Welcome to the second half of the second season of Black Lightning! Before hiatus, Jen and Khalil were on the run and it was eating up the entire show, and, well, it still is! But the plot finally moved forward in a predictably devastating way.
We open with Team Pierce’s continued attempt to find Jen, which includes searching a bunch of abandoned parts of town where Khalil would be most likely to go to stay away from Tobias. Turns out, he’s got a sweet little apartment in a railroad car, complete with a kitchen and a table to draw at. He and Jen go there to chill for a bit before they leave Freeland.
I have many issues with this scene because I have many issues in the way Khalil is portrayed, and specifically how his and Jen’s relationship is portrayed. Ever since he ran away from Tobias, Khalil is straight-up saccharine. You know that YA trope where for some reason every story featuring a female protagonist needs to have a Perfect Love Interest? That’s what this is. The thing that really gets me is that Khalil gives Jen her necklace back and then when she cries her eyes out saying she doesn’t want to have sex for the first time in a train car while on the run, Khalil looks at her with puppy dog eyes and just says, “I’ll wait.” The cis-heteronormative implication is that sex is always something men will want and that that women should shed tears over not providing it. Then the man should be gracious and make her feel better by saying, “I’ll wait, it’s ok, let me dry your tears.” NO THANKS.
Anyway after this trainwreck (lol) of a scene, we get Mama Lynn with her Motherly Intuition (and a map Gambi sent her) guiding her to the train yard, where she just *knows* Jen is hiding. She calls into the night, knowing Jen can hear her, that they’re not a family without her and they don’t want her to get hurt. My heart! Of course, she’s right that Jen and Khalil can hear her, and the message gets through to Jen. Then Khalil has an epiphany that he’s the reason they’re running and that Jen should go home. Lynn is VIP once more.
Jefferson, Anissa, and Lynn walk through the door of their home dejected after not having found Jen, but guess who’s sitting on the couch! All the Pierces are together again, and it feels so good.

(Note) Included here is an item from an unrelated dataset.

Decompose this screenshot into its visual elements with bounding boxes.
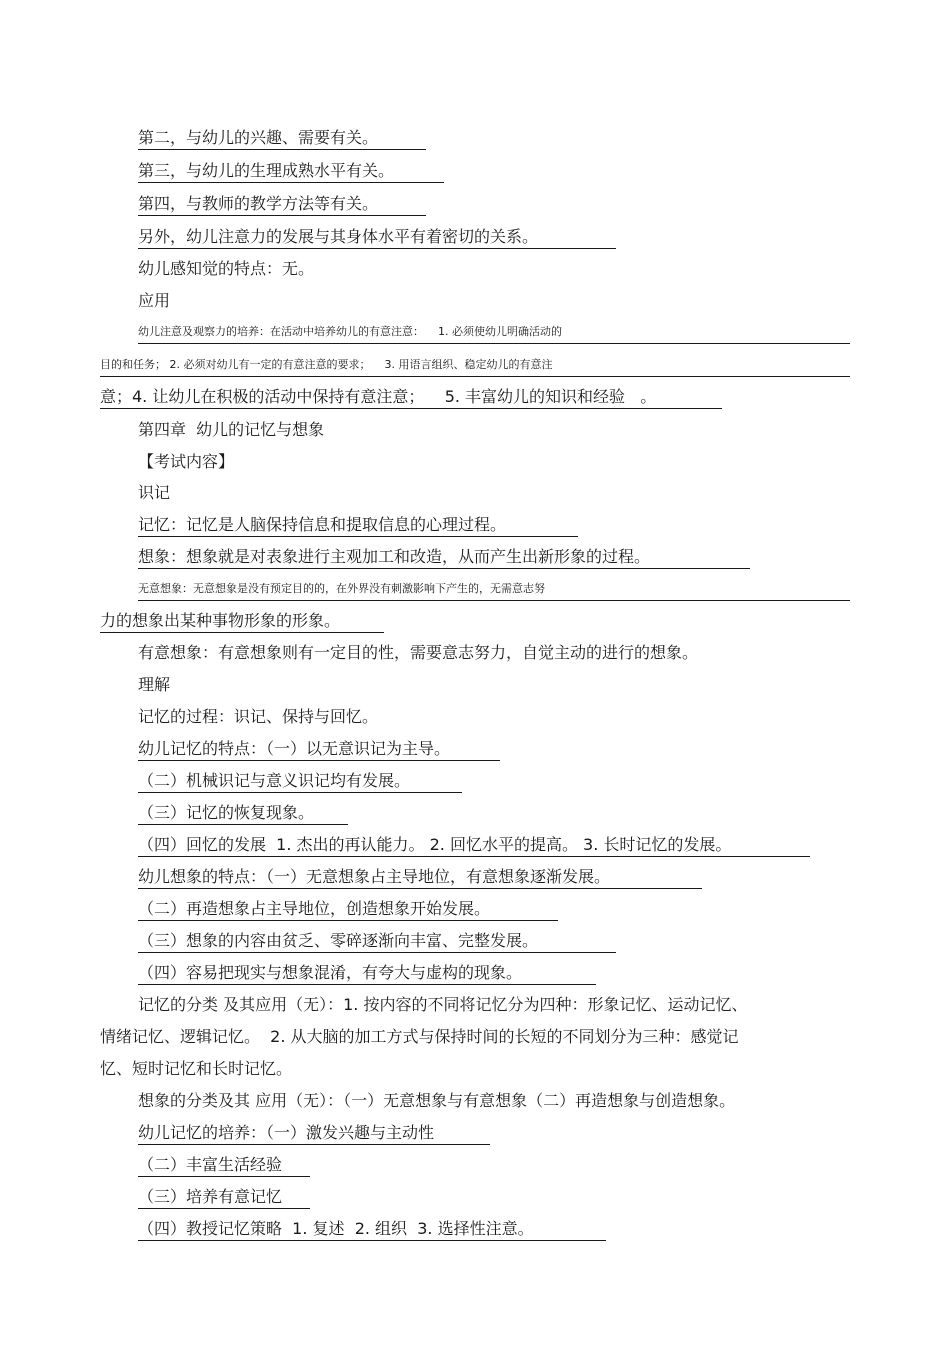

The only thing is, Khalil is there too, and Jefferson launches into yet another trope: the I’m The Dad and I’m Going To Kill You trope. Luckily that only lasts for a second, and they group work out that the best thing to do is to have Khalil turn himself into the authorities. They figure he’s safer in police custody than in the world where Tobias could capture him at any moment. So Jefferson calls in Henderson, who has an entire SWAT team take Khalil away in the back of an armored vehicle. This is a complicated and sad thing to watch, and I think the scene was really well done. The characters address how scary it is for a Black boy to be taken by police, even when he is voluntarily going with them.

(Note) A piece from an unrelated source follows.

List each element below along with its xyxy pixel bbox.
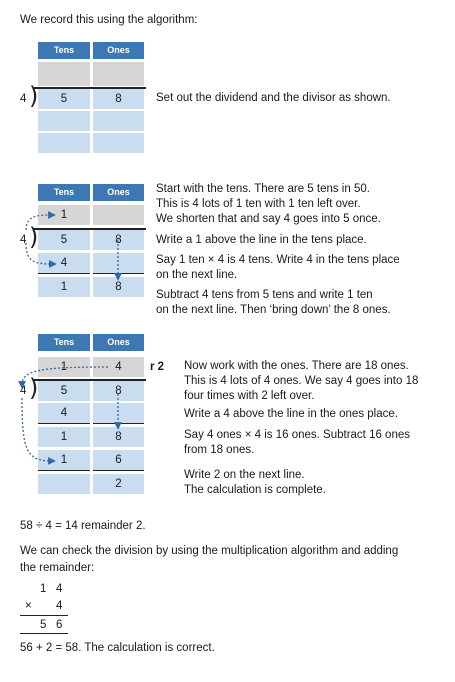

Of course, a huge SWAT team is no match for Cutter, who somehow manages to slay literally all of the cops and kidnap Khalil from the back of the armored vehicle. She takes him to Tobias, and in a truly horrifying scene, Tobias rips out Khalil’s spine, which isn’t made of bone but of metal with red and green lights on it, so I guess that’s the thing that made him able to walk again. Tobias sends Cutter and Todd to ‘take out the trash,’ which apparently means placing a dying Khalil and his bionic spine in front of the church. Reverend Holt and some parishioners come out and pray over the dying boy. I don’t know if Khalil will actually die, and I’m very conflicted about it because I don’t really like his character but I don’t like to see major characters written off a show via death. Especially not one as brutal as this.
Speaking of Tobias, he’s got Todd fully under his wing now, and is feeding him vegan chicken and waffles at a fancy table, among other things.
We find out that Todd is a code genius and Tobias wants him to crack the briefcase, which he promptly does. Turns out that behind the firewall is all the information about project MOD, aka Masters of Destruction, aka the pod kid/meta experiments. There’s a live camera feed to the room with the pod kids, and they figure out that the reason the ASA wants to buy the church clinic property so badly is that it was the first place they did the experiments. I guess that’s really important.
Welp, that’s it for this week! Let’s end on a happier note with this photo of the Sisters Pierce, because they are the best together.